Goal: Realize how often you rely on it.


Week 2 – Manual Mastery

  • Full AI-free week.
  • Rebuild a module manually.
  • Write comments before coding.
  • Practice debugging from logs and stack traces.

Goal: Relearn problem-solving depth.


Week 3 – Independent Architecture

  • Design and code a feature without any AI input.
  • Document design decisions manually.
  • Refactor and test it by hand.

Goal: Restore confidence in end-to-end ownership.


Week 4 – Rebalance

  • Reintroduce AI, but only for non-critical parts.
  • Review old AI-generated code and rewrite one section by hand.
  • Evaluate your improvement.

Goal: Reclaim control. Let AI assist, not lead.


Practical Tips to Make It Work

  • Disable AI in your editor: Don’t rely on willpower remove temptation.
  • Pair program with another human: It recreates the reasoning process that AI shortcuts.
  • Keep a “questions log”: Every time you’re tempted to ask AI something, write it down. Research it manually later.
  • Revisit fundamentals: Review algorithms, frameworks, or patterns you haven’t touched in years.
  • Read real code: Open-source repositories are the best detox material real logic, real humans.

The Mindset Behind the Detox

The purpose of an AI detox isn’t to prove you can code without AI.
It’s to remember why you code in the first place.

Good engineering is about understanding, design, trade-offs, and problem-solving.
AI tools are brilliant at generating text but you are the one making decisions.

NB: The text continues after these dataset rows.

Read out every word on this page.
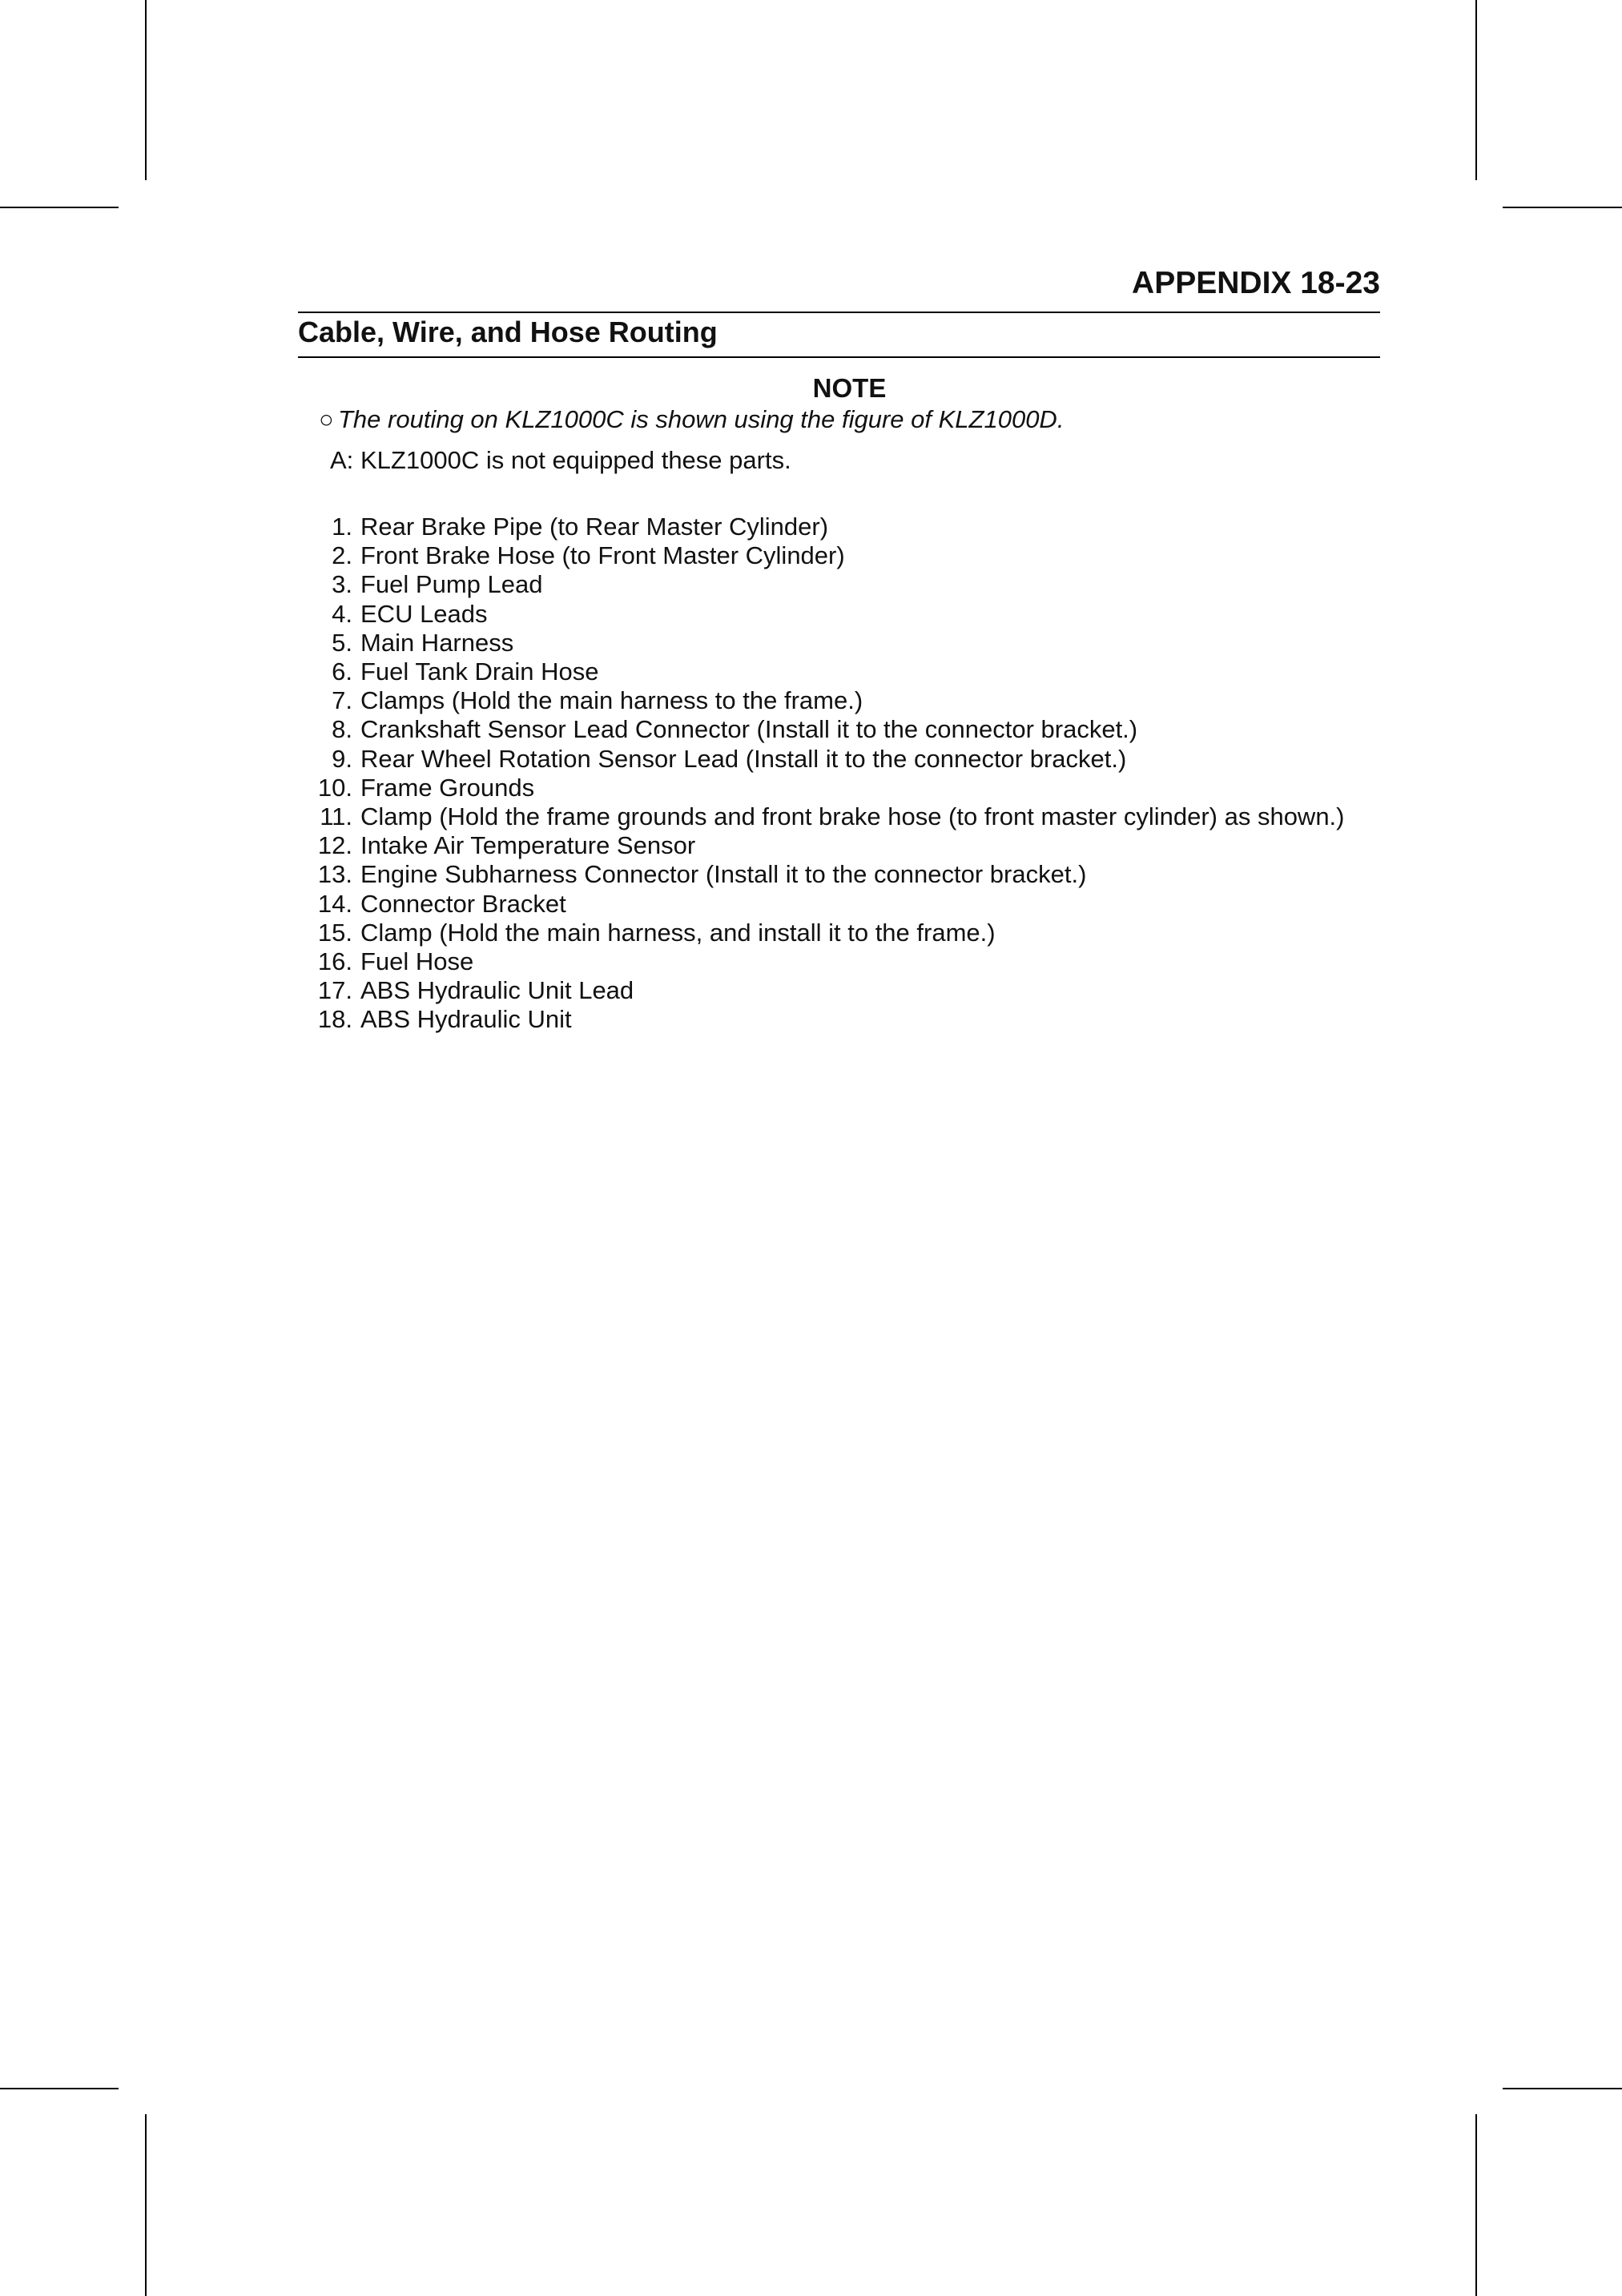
APPENDIX 18-23
Cable, Wire, and Hose Routing
NOTE
○ The routing on KLZ1000C is shown using the figure of KLZ1000D.
A: KLZ1000C is not equipped these parts.
1. Rear Brake Pipe (to Rear Master Cylinder)
2. Front Brake Hose (to Front Master Cylinder)
3. Fuel Pump Lead
4. ECU Leads
5. Main Harness
6. Fuel Tank Drain Hose
7. Clamps (Hold the main harness to the frame.)
8. Crankshaft Sensor Lead Connector (Install it to the connector bracket.)
9. Rear Wheel Rotation Sensor Lead (Install it to the connector bracket.)
10. Frame Grounds
11. Clamp (Hold the frame grounds and front brake hose (to front master cylinder) as shown.)
12. Intake Air Temperature Sensor
13. Engine Subharness Connector (Install it to the connector bracket.)
14. Connector Bracket
15. Clamp (Hold the main harness, and install it to the frame.)
16. Fuel Hose
17. ABS Hydraulic Unit Lead
18. ABS Hydraulic Unit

The best developers I know use AI with intent. They use it to:

  • Eliminate repetition.
  • Accelerate boilerplate.
  • Explore ideas.

But they write, refactor, and debug the hard parts themselves because that’s where mastery lives.


The Future Is Balanced

AI isn’t going away. It’s evolving faster than any tool in tech history.
But if you want to stay valuable as a developer, you need to own your code, not just generate it.

The engineers who thrive over the next decade will be those who:

  • Think independently.
  • Understand systems deeply.
  • Use AI strategically, not passively.
  • Keep their fundamentals alive through intentional detox cycles.

AI is a force multiplier not a replacement for your mind.


So take a week. Turn it off.
Write something from scratch.
Struggle a little. Think a lot.
Reignite the joy of building with your own hands.

When you turn the AI back on, you’ll see it differently not as your replacement, but as your apprentice.